Apparent Links Emerging Among Psoriatic Arthritis, Depression, and Inflammation

Investigators still have a lot to learn about the links among psoriatic arthritis, inflammation, and depression, but a growing body of evidence suggests significant interplay.

Depression is a common comorbidity in patients with psoriatic arthritis (PsA), but more work is needed to fully understand the links between the conditions and the implications for treatment of patients, according to a new review article.

A pair of investigators from the University of Toronto write that recent research into PsA has attempted to better understand links between inflammation and depression. As the body of knowledge grows, the authors say clinicians need to take a multidimensional approach to treating patients with depression and PsA. The article is published in the journal Rheumatology and Therapy.

Depression and anxiety are seen in about one-third of patients with PsA, including a depression rate of about 20%. Still, co-authors Ashish J. Mathew, MD, and Vinod Chandran, MD, PhD, note that relatively little research has been done into depression as a comorbidity for PsA when compared with metabolic comorbidities. That is beginning to change, in part because investigators better understand the complex interplay between the 2 conditions.

“In patients with psoriasis, psychiatric disorders can both result from and contribute to disease progression, suggesting overlapping biological mechanisms,” Mathew and Chandran write. “The synthesis of psoriasis and destructive inflammatory arthritis in PsA patients should arguably lead to a higher point prevalence of comorbid depression and anxiety.”

Yet, it remains difficult to fully ascertain the cause-and-effect relationship between depression and PsA, the authors say. Inflammatory responses appear to have a role to play in the pathophysiology of depression, and investigators have increasingly focused on the idea that inflammation is the link between depression and chronic illness.

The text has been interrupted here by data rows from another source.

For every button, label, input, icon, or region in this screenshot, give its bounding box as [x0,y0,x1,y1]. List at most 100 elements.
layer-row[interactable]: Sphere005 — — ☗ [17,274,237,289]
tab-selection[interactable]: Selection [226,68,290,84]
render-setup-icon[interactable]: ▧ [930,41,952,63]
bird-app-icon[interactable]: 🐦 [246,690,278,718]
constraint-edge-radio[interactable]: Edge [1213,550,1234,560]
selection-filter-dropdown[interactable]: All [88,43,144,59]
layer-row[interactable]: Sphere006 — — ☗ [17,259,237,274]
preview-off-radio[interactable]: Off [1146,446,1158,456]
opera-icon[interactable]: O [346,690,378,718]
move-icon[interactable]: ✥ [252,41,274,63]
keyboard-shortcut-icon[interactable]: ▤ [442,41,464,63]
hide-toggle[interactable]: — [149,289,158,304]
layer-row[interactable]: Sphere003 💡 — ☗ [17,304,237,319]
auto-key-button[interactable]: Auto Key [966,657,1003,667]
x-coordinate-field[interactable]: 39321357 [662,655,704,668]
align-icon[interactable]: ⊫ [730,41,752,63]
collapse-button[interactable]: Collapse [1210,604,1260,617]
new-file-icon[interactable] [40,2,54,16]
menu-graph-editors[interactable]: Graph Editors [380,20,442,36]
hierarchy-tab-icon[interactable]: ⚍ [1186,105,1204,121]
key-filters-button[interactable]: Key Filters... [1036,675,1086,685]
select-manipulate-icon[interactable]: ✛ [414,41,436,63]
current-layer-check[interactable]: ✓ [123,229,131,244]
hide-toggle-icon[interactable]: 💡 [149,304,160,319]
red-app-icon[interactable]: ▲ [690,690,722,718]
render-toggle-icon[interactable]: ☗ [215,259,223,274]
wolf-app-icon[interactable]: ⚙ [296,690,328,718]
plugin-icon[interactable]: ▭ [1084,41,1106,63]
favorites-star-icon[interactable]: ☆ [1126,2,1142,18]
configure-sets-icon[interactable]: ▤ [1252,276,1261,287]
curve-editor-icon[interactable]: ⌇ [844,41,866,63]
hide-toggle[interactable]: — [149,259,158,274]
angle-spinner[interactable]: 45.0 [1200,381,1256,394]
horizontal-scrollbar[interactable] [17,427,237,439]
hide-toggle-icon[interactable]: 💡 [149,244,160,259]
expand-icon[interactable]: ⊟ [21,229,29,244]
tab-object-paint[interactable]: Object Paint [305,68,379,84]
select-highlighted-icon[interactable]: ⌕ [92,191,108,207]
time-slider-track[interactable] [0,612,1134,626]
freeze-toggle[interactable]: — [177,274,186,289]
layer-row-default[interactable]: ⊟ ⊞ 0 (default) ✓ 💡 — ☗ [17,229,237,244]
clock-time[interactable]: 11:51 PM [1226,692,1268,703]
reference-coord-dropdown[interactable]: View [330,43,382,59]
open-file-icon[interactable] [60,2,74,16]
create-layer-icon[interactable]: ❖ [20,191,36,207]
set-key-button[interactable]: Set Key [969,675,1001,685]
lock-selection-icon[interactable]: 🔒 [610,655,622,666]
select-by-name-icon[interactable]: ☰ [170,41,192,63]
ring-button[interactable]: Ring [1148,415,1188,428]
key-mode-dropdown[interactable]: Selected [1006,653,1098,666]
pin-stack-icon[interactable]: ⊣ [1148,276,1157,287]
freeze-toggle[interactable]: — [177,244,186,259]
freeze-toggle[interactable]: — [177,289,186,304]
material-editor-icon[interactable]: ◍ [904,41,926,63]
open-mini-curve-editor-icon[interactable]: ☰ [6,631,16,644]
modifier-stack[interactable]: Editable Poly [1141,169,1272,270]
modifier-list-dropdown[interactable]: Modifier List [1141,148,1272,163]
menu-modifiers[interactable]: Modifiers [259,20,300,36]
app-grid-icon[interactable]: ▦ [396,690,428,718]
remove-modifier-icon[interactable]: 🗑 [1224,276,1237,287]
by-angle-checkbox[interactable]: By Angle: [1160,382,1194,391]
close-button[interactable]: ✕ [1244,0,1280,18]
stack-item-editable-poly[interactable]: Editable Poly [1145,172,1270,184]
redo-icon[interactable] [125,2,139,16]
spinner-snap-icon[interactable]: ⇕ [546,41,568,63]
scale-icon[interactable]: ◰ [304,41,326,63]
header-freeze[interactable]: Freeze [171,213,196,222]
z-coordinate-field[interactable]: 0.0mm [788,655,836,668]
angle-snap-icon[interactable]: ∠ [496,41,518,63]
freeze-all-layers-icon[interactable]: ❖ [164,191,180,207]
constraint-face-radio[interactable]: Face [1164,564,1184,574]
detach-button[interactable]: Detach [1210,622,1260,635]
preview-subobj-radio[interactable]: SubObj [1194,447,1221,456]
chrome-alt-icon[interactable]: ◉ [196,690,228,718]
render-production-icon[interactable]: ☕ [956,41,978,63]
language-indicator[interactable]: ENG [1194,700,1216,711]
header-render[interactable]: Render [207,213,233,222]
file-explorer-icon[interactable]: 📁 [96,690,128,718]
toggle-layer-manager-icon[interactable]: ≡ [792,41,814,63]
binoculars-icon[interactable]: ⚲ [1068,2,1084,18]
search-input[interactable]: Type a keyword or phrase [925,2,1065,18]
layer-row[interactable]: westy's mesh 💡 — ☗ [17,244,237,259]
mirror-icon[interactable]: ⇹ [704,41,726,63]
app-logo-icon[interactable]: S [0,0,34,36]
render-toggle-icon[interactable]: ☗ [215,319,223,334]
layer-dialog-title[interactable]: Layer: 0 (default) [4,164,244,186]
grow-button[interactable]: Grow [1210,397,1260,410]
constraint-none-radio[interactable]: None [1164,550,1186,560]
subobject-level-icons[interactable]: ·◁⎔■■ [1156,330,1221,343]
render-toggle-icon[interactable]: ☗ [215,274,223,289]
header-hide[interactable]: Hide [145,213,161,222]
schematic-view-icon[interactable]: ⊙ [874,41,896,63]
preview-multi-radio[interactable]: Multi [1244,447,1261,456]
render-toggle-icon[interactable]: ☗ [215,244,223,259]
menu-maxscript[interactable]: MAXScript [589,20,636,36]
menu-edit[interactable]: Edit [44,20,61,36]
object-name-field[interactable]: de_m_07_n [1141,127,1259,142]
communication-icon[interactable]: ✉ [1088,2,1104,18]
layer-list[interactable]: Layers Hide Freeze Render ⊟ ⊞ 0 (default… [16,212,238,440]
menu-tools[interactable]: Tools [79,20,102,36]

“Levels of pro-inflammatory cytokines involved in the pathogenesis of PsA, such as interleukin (IL)-6, IL-17 and tumor necrosis factor-alpha (TNFα), are raised in patients with depression and anxiety,” Mathew and Chandran note, adding that patients with autoimmune diseases face a higher risk of mood disorders when treated with inflammation-based therapies.

“However, much as inflammation is considered to be central to the pathogenesis of depression in PsA, inflammation in itself cannot explain the complete link, with some studies failing to find an association between depression and inflammation,” they add.

Another question raised by the research is the extent to which treatment for PsA might affect depression. Patients with comorbid depression and PsA tend to have poor response to treatment for PsA, partly due to lower rates of patient adherence to treatment. However, the authors say the reasons are multifactorial.

On the other hand, there is evidence that newer drugs for PsA might be able to positively impact a patient’s depression.

“Recent evidence suggests a significant improvement of depression in PsA patients treated with biologic disease-modifying anti-rheumatic drugs (bDMARDs) as compared to conventional DMARDs,” they write.

With investigators circling important links but many questions still remaining, Mathew and Chandran say physicians will need to keep abreast of the emerging research in order to be able to treat patients with PsA and comorbidities.

“Physicians should be conversant with the comprehensive assessment of subdomains of depression as this knowledge will effectively enhance remission rates and the quality of life in patients with PsA,” they say.


Mathew AJ, Chandran V. Depression in psoriatic arthritis: dimensional aspects and link with systemic inflammation [published online April 22, 2020]. Rheumatol Ther. doi: 10.1007/s40744-020-00207-6.